No one wants to work with a product manager that others feel is like talking to a wall.
Your experience as a product manager is directly corelated to your ability to tell a story and influence others without having authority over them. Over the past 10+ years I’ve been a product manager, I’ve seen even the best of ideas crash and burn because they weren’t communicated clearly to the people they involve, resulting in both stakeholders not buying into the idea and customers not seeing the value being offered.
Why does this happen?
Sometimes, it comes from the speaker assuming people are clear on what’s being said instead of confirming it. Just because you said it out loud doesn’t mean everyone who heard you understood you.
Other times, and this is one of the most common issues, the idea is being communicated in terms of its features instead of its outcomes. People don’t specifically care about the “how” at this point. What they do care about is its impact, e.g. the “why” it matters.

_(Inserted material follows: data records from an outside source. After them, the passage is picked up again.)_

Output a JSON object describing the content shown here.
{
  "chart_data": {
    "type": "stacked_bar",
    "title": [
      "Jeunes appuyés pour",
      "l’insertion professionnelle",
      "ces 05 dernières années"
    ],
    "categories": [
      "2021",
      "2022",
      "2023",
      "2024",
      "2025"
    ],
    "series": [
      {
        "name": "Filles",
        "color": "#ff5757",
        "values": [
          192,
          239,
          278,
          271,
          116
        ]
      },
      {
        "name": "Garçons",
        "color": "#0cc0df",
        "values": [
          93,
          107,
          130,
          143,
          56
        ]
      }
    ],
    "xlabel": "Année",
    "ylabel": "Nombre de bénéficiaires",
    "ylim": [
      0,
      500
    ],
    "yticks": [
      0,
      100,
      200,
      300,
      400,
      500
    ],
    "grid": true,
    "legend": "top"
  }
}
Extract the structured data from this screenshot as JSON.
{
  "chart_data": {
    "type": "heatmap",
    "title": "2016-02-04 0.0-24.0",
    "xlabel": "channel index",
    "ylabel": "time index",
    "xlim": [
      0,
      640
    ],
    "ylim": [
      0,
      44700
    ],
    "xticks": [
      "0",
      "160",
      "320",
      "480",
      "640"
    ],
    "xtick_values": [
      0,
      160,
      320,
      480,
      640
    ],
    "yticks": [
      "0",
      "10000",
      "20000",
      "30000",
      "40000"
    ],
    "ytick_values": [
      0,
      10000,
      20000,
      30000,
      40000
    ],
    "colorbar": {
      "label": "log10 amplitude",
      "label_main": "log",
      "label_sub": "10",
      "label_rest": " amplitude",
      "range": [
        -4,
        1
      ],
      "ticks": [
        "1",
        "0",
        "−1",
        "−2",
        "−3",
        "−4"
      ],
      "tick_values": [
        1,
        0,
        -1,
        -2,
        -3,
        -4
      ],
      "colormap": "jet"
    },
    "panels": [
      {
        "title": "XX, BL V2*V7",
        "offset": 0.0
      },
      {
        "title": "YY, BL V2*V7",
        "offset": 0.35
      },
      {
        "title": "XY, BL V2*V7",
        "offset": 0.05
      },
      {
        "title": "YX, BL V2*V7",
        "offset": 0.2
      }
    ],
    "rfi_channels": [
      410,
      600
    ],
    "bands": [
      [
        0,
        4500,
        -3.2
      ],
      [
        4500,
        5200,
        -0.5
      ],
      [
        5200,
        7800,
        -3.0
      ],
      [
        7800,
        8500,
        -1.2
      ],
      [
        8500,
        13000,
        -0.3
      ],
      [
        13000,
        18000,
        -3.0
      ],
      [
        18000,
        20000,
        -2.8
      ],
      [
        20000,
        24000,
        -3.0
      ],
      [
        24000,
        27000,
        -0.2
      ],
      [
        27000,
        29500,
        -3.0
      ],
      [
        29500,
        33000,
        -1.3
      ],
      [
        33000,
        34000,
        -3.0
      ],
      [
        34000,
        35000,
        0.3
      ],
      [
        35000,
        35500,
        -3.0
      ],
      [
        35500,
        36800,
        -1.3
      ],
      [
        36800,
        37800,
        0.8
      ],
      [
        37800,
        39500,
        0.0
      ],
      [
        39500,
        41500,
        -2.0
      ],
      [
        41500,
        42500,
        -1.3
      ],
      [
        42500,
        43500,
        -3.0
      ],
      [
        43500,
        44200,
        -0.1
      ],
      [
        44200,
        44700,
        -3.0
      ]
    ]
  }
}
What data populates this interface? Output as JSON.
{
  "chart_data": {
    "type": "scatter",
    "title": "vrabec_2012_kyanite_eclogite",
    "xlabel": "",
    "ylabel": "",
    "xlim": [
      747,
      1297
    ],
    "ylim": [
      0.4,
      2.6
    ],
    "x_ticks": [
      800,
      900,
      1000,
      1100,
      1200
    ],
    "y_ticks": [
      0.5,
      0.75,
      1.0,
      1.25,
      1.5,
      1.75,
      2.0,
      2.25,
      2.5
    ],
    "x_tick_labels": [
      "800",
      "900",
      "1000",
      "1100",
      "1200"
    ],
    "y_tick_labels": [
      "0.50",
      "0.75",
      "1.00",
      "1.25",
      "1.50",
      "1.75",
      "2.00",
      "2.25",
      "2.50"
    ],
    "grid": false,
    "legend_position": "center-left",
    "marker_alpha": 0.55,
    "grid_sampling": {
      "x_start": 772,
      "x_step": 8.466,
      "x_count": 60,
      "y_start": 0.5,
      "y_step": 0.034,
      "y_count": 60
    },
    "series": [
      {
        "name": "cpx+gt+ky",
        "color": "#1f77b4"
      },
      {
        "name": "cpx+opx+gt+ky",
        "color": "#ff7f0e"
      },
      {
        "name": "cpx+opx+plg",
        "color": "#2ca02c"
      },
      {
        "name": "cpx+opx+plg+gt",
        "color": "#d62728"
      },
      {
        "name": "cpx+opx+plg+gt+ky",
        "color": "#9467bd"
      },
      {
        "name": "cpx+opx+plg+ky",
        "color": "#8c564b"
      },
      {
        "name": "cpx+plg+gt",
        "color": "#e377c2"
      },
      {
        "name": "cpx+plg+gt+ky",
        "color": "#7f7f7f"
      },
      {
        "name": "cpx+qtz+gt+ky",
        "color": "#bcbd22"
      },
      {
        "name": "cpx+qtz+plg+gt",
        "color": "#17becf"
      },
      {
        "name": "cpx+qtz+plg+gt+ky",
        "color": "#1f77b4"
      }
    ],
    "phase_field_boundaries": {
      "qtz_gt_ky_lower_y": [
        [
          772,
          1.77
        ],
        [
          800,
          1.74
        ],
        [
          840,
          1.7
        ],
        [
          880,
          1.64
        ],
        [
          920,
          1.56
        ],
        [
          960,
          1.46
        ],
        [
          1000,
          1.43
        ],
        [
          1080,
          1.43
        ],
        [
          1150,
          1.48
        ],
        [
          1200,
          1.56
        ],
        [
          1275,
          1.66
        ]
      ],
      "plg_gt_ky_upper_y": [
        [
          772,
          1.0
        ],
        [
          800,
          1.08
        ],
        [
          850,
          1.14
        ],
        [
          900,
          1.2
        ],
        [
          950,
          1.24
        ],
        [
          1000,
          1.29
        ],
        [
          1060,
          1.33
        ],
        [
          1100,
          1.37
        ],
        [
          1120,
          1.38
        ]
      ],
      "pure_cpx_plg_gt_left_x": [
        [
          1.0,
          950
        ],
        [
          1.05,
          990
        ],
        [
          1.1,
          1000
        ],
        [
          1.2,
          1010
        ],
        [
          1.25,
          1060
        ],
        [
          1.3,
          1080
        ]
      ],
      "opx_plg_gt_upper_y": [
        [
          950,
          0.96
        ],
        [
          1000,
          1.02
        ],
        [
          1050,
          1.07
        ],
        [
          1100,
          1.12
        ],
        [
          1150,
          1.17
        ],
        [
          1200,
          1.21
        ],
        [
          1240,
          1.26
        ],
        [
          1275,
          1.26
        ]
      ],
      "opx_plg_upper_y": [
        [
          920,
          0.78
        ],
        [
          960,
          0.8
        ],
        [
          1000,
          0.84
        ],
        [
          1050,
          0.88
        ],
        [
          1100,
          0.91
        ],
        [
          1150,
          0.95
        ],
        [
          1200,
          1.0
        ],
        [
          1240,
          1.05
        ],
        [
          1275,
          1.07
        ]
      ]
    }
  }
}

It could also stem from the speaker not understanding their audience. Everyone has different interests and learning styles. That being said, engineers, marketing, design, etc. all need different levels of detail. For instance, marketing cares more about the “why” and “impact” (since they’re the ones that are going to make sure your offering is positioned in front of the right market segments), but engineering cares more about the “how”.
Quick side note: That last statement isn’t saying engineering doesn’t care about the “why.” Instead, it’s saying that the “why” shouldn’t be a significant part of your conversation with them about your idea.
That being said, what I recommend to the people I help in this regard is to ask yourself: “so what?”
So you told audience X about Y idea. So what?
How does it impact them?
What do they (really) need to know?
Would the future be any different if they didn’t know X? (This one’s a favorite of mine; oversharing details is a really easy way to lose your audience.)
If you make a habit asking “so what” with your communication to others, I guarantee you’ll build a foundation to becoming a better communicator to whomever you talk to in the future.